It's reasonable to try Doc2Vec for analyzing such user-to-document relationships.
You could potentially represent a user by the average-of-the-last-N-docs-consumed, as you suggest. Or all docs they consumed. Or perhaps M centroids chosen to minimize the distances to the last N documents they consumed. But which might do well for the data/goals could only be found by exploratory experimentation.
You could try adding user-tags to whatever other doc-ID-tags (or doc-category-tags) provided during bulk Doc2Vec training. But, beware that adding more tags means a larger model, and in some rough sense "dilutes" the meaning that can be extracted from the corpus, or allows for overfitting based on idiosyncracies of seldom-occurring tags (rather than the desired generalization that's forced when a model is smaller). So if you have lots of user-tags, and perhaps lots of user-tags that are only applied to a small subset of documents, the overall quality of the doc-vectors may suffer.

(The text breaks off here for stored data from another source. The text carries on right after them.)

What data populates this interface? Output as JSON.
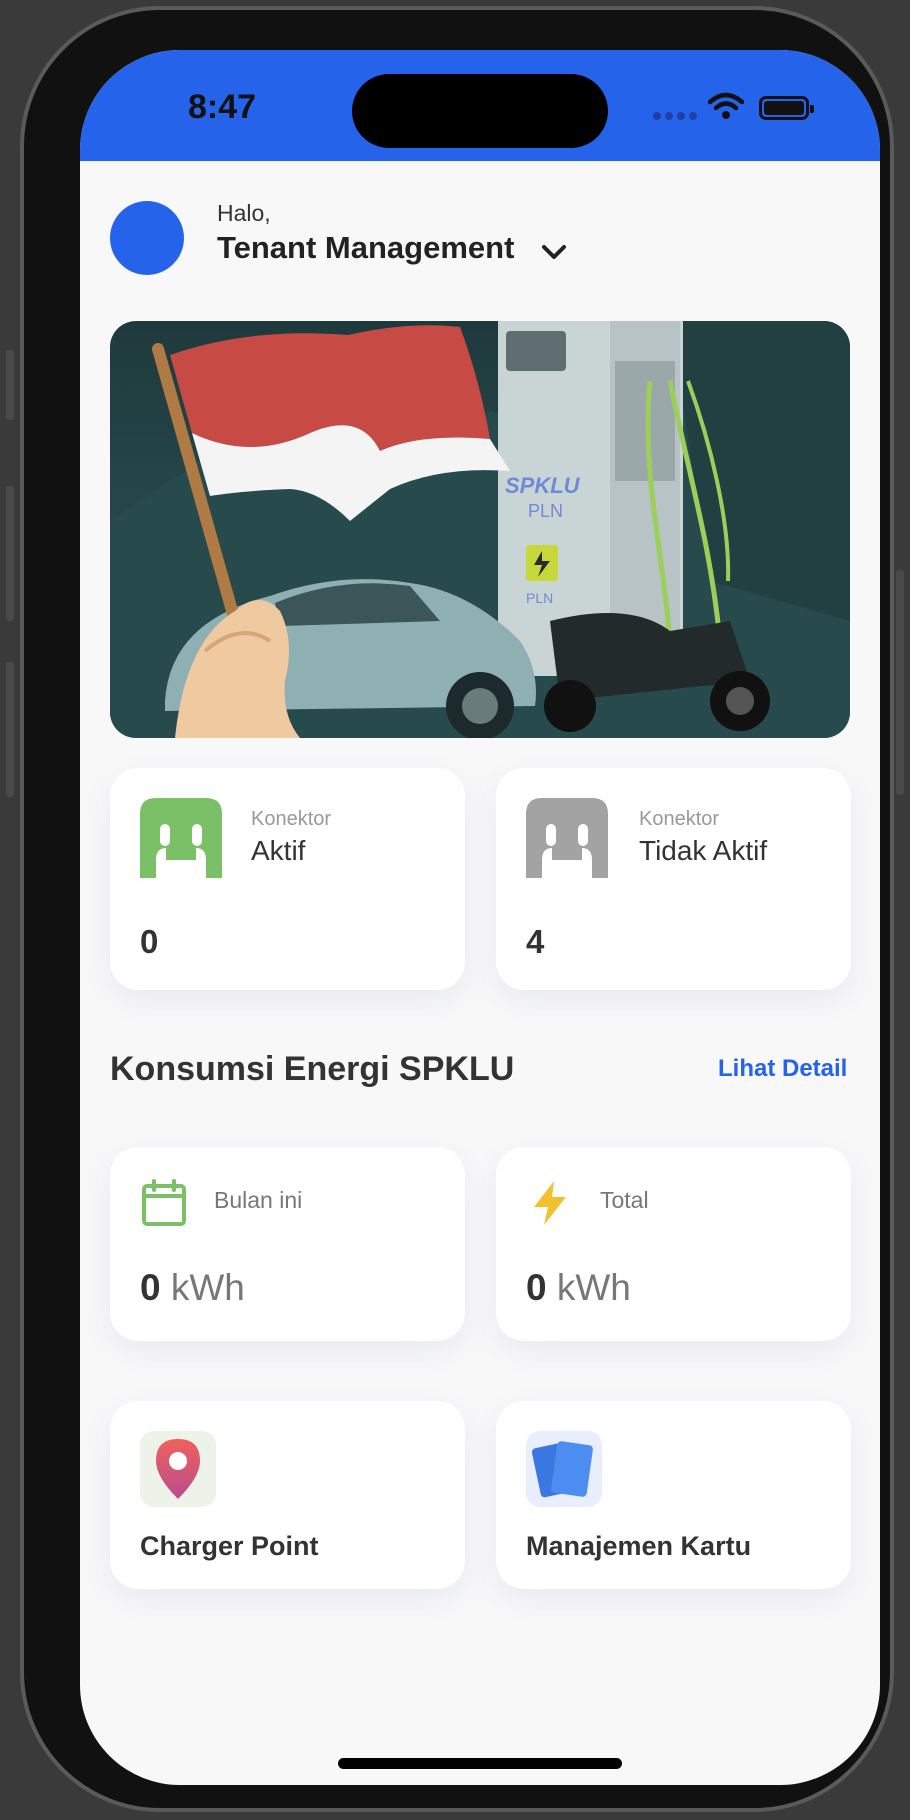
{
  "status_bar": {
    "time": "8:47",
    "color": "#2563eb"
  },
  "header": {
    "greeting": "Halo,",
    "tenant_name": "Tenant Management"
  },
  "connectors": [
    {
      "sub": "Konektor",
      "title": "Aktif",
      "count": "0",
      "color": "#7bc067",
      "icon": "connector-icon"
    },
    {
      "sub": "Konektor",
      "title": "Tidak Aktif",
      "count": "4",
      "color": "#a3a3a3",
      "icon": "connector-icon"
    }
  ],
  "energy": {
    "title": "Konsumsi Energi SPKLU",
    "detail_link": "Lihat Detail",
    "cards": [
      {
        "label": "Bulan ini",
        "value": "0",
        "unit": "kWh",
        "icon": "calendar-icon"
      },
      {
        "label": "Total",
        "value": "0",
        "unit": "kWh",
        "icon": "lightning-icon"
      }
    ]
  },
  "menu": [
    {
      "label": "Charger Point",
      "icon": "location-pin-icon"
    },
    {
      "label": "Manajemen Kartu",
      "icon": "cards-icon"
    }
  ],
  "banner": {
    "charger_brand": "SPKLU",
    "charger_sub": "PLN",
    "badge_text": "PLN"
  }
}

One other interesting (but expensive-to-calculate) technique in the Word2Vec space is "Word Mover's Distance" (WMD), which compares texts based a cost to shift all one text's meaning, represented by a series of piles-of-meaning at vector positions for each word, to match another's piles. (Shifting words to word-vector nearby-words is cheap; to distant words is expensive. The calculation finds the optimal set of shifts, and reports its cost, with lower costs being more-similar texts.)
It strikes me that sets-of-doc-vectors could be treated the same way, and so the bag-of-doc-vectors associated with one user need not be reduced to any single average vector, but could instead be compared, via WMD, to another bag-of-doc-vectors, or even single doc-vectors. (There's support for WMD in the wmdistance()
method of gensim's KeyedVectors
, but not directly on Doc2Vec
classes, so you'd need to do some manual object/array juggling or other code customization to adapt it.)